Forest plots of studies evaluating the HR of programmed death-ligand 1 (PD-L1) in patients with CRC. (a) Overexpression of PD-L1 was found to be associated with poor OS (HR 1.83; 95% CI 1.21, 2.79; P = 0.005). (b) No correlation was found between PD-L1 overexpression and poor DFS (HR 1.23; 95% CI 0.83, 1.82; P = 0.305). (c) Overexpression of PD-L1 was found to be associated with poor RFS (HR 2.78; 95% CI 1.43, 5.42; P = 0.003).

Disease-free-survival

Data on DFS were provided by 1309 patients with CRC and indicated no correlation between PD-L1 overexpression and poor DFS (HR 1.23; 95% CI 0.83, 1.82; P = 0.305).

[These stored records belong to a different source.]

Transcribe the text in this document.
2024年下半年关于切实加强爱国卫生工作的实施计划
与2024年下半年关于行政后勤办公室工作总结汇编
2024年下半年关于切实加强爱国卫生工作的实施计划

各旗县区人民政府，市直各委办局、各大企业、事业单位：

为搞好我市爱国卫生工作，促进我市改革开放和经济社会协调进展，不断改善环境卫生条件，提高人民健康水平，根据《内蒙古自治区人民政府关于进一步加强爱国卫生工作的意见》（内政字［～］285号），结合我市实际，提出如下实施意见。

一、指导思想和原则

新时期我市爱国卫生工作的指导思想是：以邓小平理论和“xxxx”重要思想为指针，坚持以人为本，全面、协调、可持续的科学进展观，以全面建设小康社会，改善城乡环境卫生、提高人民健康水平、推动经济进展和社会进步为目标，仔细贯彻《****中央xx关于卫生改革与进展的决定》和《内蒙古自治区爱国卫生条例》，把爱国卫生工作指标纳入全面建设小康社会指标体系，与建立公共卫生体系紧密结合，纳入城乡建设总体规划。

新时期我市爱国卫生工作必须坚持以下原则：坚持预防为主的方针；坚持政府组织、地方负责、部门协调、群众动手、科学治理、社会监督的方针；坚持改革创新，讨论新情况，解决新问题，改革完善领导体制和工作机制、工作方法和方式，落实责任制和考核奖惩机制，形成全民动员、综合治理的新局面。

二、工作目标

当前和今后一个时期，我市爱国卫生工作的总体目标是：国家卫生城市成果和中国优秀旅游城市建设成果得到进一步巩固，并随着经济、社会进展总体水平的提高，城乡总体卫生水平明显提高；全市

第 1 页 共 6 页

Significant heterogeneity was observed in these studies (P = 0.002; I² = 71.6%; Figure 2(b)).

Recurrence-free survival

Data on RFS were extracted from 1186 CRC patients and indicated a correlation between PD-L1 overexpression and poor RFS (HR 2.78; 95% CI 1.43, 5.42; P = 0.003). Significant heterogeneity was observed in these studies as well (P = 0.010; I² = 66.8%; Figure 2(c)).

Subgroup analysis

Subgroup analysis was performed based on geographical area, sample size, analysis type, source of HRs, and cell type. Heterogeneity occurred in each subgroup (Table 2).

Table 2.

Subgroup analyses based on different categories.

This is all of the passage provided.